At the University of Cincinnati, resident physicians are learning to treat addiction the way they treat any other chronic disease—right alongside the patient managing diabetes in the next exam room. In 2023, researchers there launched an integrated addiction clinic within a standard internal medicine practice, embedding substance use disorder treatment into everyday primary care. The results are quietly revolutionary: physicians who had never prescribed buprenorphine or counseled patients on harm reduction suddenly felt confident doing both, and patients found addiction care in a place where stigma tends to dissolve.
The need for this shift is urgent and vast. According to the 2024 National Survey on Drug Use and Health, approximately 48.4 million Americans aged 12 and older experience substance use disorders—nearly one in six people. Yet fewer than one in four of those individuals ever receive treatment. The gap isn't just a shortage of addiction specialists; it's a shortage of primary care physicians trained and confident enough to help. Many internal medicine residents, as lead researcher Michael Binder, MD, notes, receive addiction training mostly in theory rather than hands-on practice.
The University of Cincinnati team—led by attending physicians Binder and Carolyn Chan, MD, alongside clinical pharmacists Marisa Brizzi, PharmD, and Bailey Francis, PharmD, addiction fellows Ross Lawson, MD, and Aastha Singh, MD, and medical assistant supervisor Shantel Voelker—created a structured, clinic-based training experience to change that. During the first 15 weeks of operation, the clinic recorded 73 patient visits, with opioid use disorder and alcohol use disorder among the most common diagnoses. The team treated real patients and monitored real learning outcomes.
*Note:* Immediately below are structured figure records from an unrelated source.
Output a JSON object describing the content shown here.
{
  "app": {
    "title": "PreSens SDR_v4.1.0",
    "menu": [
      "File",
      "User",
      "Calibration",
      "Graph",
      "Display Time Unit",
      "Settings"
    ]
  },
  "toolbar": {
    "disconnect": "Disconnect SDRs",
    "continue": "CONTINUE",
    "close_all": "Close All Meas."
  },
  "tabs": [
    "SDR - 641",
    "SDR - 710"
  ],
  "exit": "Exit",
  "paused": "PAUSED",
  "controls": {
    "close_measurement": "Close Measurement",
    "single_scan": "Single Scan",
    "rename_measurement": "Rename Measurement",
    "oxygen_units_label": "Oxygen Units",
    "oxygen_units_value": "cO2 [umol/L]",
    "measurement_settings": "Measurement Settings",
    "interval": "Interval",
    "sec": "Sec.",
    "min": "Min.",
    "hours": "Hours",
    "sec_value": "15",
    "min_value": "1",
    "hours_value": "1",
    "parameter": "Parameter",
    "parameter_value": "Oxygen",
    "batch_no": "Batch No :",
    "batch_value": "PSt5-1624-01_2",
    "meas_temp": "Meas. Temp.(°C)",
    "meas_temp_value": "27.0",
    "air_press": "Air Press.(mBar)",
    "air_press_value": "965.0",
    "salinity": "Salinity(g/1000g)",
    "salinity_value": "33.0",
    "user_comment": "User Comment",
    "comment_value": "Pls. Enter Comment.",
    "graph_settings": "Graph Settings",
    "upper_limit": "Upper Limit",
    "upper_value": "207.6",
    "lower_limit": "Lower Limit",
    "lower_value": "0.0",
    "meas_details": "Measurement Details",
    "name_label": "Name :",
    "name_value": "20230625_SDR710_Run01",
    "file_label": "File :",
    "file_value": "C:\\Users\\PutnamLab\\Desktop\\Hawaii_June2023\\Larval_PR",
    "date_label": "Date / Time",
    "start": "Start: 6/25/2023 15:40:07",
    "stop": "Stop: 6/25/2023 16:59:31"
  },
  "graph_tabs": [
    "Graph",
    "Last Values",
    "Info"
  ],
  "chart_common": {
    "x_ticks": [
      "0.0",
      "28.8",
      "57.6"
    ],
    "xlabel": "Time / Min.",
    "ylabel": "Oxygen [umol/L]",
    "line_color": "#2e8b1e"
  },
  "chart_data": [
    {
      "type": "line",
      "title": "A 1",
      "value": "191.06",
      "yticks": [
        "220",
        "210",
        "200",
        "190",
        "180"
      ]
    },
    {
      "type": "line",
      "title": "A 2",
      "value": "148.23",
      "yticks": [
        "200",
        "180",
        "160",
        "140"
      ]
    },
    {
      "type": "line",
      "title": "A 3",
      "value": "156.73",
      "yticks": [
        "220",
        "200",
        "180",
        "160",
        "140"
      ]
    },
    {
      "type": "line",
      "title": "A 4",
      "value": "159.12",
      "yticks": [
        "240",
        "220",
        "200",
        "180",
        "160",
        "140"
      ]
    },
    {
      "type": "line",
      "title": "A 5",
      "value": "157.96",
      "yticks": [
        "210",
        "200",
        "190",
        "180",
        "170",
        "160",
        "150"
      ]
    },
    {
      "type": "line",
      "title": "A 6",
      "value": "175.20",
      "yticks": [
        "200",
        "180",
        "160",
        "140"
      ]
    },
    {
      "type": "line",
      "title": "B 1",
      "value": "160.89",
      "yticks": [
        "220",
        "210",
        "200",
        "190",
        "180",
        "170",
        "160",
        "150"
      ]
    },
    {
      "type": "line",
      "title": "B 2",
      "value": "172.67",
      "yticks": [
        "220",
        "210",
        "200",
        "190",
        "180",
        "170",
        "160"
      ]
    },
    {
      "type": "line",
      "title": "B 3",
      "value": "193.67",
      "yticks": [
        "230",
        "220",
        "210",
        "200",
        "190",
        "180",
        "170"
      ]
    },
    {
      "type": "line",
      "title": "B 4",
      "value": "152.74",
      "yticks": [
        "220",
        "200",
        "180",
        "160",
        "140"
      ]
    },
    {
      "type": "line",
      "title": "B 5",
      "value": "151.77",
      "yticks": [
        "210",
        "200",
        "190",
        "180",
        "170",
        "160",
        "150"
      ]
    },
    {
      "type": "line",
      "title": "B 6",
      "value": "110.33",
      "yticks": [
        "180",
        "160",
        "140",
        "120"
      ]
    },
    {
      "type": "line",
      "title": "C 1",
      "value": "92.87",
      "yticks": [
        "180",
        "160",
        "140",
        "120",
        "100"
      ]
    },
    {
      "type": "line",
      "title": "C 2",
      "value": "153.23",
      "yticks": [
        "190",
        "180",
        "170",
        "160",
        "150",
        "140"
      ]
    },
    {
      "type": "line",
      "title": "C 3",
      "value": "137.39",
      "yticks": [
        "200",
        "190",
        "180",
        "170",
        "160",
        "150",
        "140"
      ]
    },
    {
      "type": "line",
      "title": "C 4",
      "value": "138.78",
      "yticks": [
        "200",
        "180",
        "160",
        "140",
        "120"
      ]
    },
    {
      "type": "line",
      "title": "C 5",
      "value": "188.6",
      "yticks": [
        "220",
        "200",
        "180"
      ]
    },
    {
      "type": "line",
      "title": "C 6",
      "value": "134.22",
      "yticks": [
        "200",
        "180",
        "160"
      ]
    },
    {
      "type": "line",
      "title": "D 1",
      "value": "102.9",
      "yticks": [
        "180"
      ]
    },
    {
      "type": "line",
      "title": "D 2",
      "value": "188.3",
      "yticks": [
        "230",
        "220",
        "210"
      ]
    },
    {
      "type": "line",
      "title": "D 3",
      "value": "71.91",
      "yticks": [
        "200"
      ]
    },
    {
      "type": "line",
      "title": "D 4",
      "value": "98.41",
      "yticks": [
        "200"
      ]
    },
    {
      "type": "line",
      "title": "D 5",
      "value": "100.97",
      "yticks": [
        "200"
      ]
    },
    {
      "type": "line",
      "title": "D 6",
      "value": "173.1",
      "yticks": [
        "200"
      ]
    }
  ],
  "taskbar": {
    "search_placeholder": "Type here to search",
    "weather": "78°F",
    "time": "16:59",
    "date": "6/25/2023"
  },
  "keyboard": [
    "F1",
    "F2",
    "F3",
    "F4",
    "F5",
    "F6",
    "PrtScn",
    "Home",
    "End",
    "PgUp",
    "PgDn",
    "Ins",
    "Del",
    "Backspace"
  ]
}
Eleven of the 18 participating residents completed pre- and post-rotation surveys. The improvements were striking: residents showed marked gains in confidence diagnosing substance use disorders, interpreting urine drug tests, initiating and adjusting medications like buprenorphine for opioid use disorder, and providing harm-reduction counseling. For many of these physicians, it was their first time actually prescribing these medications or having these conversations with patients. After just a few weeks of integrated practice, confidence soared.
What makes this model different from traditional addiction medicine training is its location. By operating within a standard internal medicine clinic rather than a specialty center, the approach normalizes addiction treatment. Patients receive care for substance use disorders in the same space where they manage diabetes or hypertension. The messaging is simple but powerful: this is healthcare, not stigma. Barriers drop. Engagement improves.
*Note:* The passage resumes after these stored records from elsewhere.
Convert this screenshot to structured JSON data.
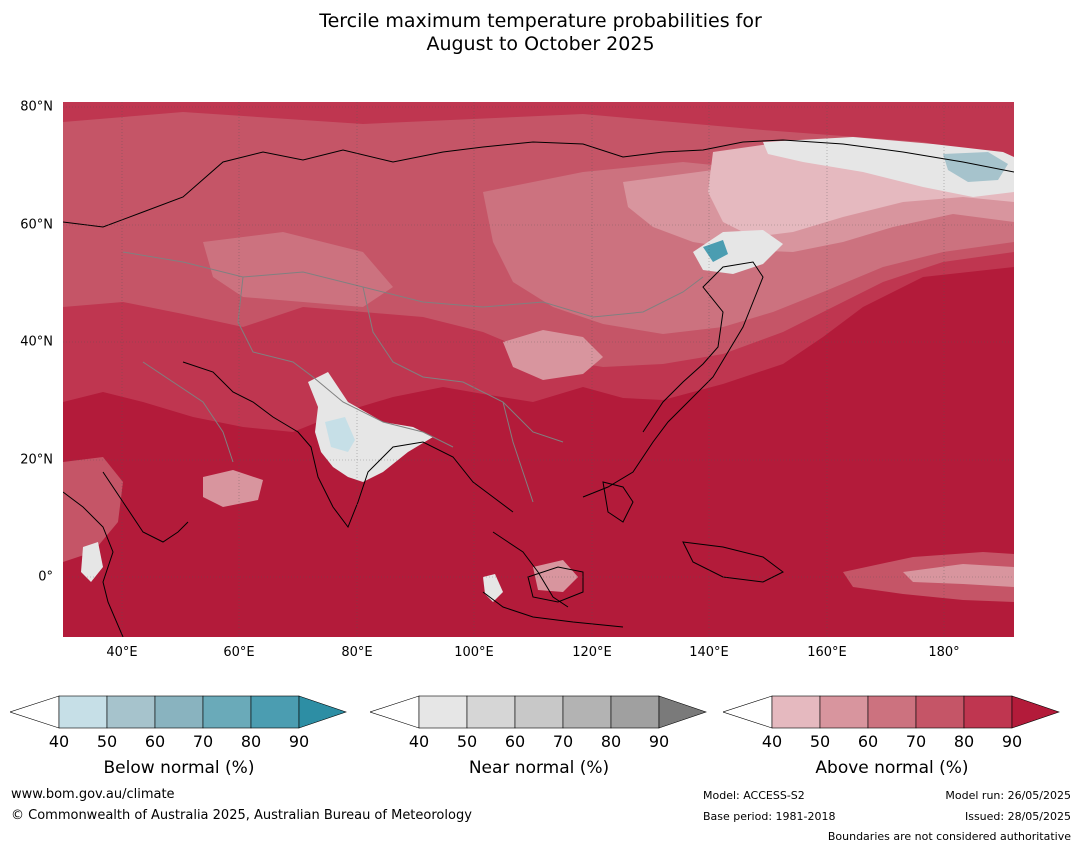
{
  "title": {
    "line1": "Tercile maximum temperature probabilities for",
    "line2": "August to October 2025"
  },
  "map": {
    "projection": "equirectangular",
    "lon_range": [
      30,
      192
    ],
    "lat_range": [
      -10,
      81
    ],
    "lat_ticks": [
      "80°N",
      "60°N",
      "40°N",
      "20°N",
      "0°"
    ],
    "lon_ticks": [
      "40°E",
      "60°E",
      "80°E",
      "100°E",
      "120°E",
      "140°E",
      "160°E",
      "180°"
    ],
    "lat_tick_values": [
      80,
      60,
      40,
      20,
      0
    ],
    "lon_tick_values": [
      40,
      60,
      80,
      100,
      120,
      140,
      160,
      180
    ],
    "dominant_category": "Above normal",
    "colors": {
      "above_90": "#b31b3a",
      "above_80": "#bf3650",
      "above_70": "#c55567",
      "above_60": "#cc727f",
      "above_50": "#d8959e",
      "above_40": "#e5b9bf",
      "near": "#e6e6e6",
      "below_50": "#c6dfe7",
      "below_60": "#a6c3cc",
      "below_80": "#4b9db1",
      "coastline": "#000000",
      "border": "#808080"
    }
  },
  "colorbars": [
    {
      "title": "Below normal (%)",
      "ticks": [
        "40",
        "50",
        "60",
        "70",
        "80",
        "90"
      ],
      "colors": [
        "#ffffff",
        "#c6dfe7",
        "#a6c3cc",
        "#89b3bf",
        "#6aaab9",
        "#4b9db1",
        "#2d8ea4"
      ]
    },
    {
      "title": "Near normal (%)",
      "ticks": [
        "40",
        "50",
        "60",
        "70",
        "80",
        "90"
      ],
      "colors": [
        "#ffffff",
        "#e6e6e6",
        "#d6d6d6",
        "#c8c8c8",
        "#b3b3b3",
        "#a0a0a0",
        "#7a7a7a"
      ]
    },
    {
      "title": "Above normal (%)",
      "ticks": [
        "40",
        "50",
        "60",
        "70",
        "80",
        "90"
      ],
      "colors": [
        "#ffffff",
        "#e5b9bf",
        "#d8959e",
        "#cc727f",
        "#c55567",
        "#bf3650",
        "#b31b3a"
      ]
    }
  ],
  "footer": {
    "website": "www.bom.gov.au/climate",
    "copyright": "© Commonwealth of Australia 2025, Australian Bureau of Meteorology",
    "model": "Model: ACCESS-S2",
    "base_period": "Base period: 1981-2018",
    "model_run": "Model run: 26/05/2025",
    "issued": "Issued: 28/05/2025",
    "disclaimer": "Boundaries are not considered authoritative"
  }
}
The research, published in Academic Medicine, represents an early but promising step. The team is already thinking beyond Cincinnati. They hope other academic medical centers will adapt the model to expand access to evidence-based addiction treatment and equip more primary care physicians with the skills and confidence to treat this epidemic. Binder emphasizes that future work will examine long-term patient outcomes and how these experiences shape physician practice years after residency ends.
The path forward is clear: if we want fewer Americans to suffer from untreated substance use disorders, we need more clinicians prepared to help. Embedding addiction care into primary care training, one clinic at a time, is how that happens.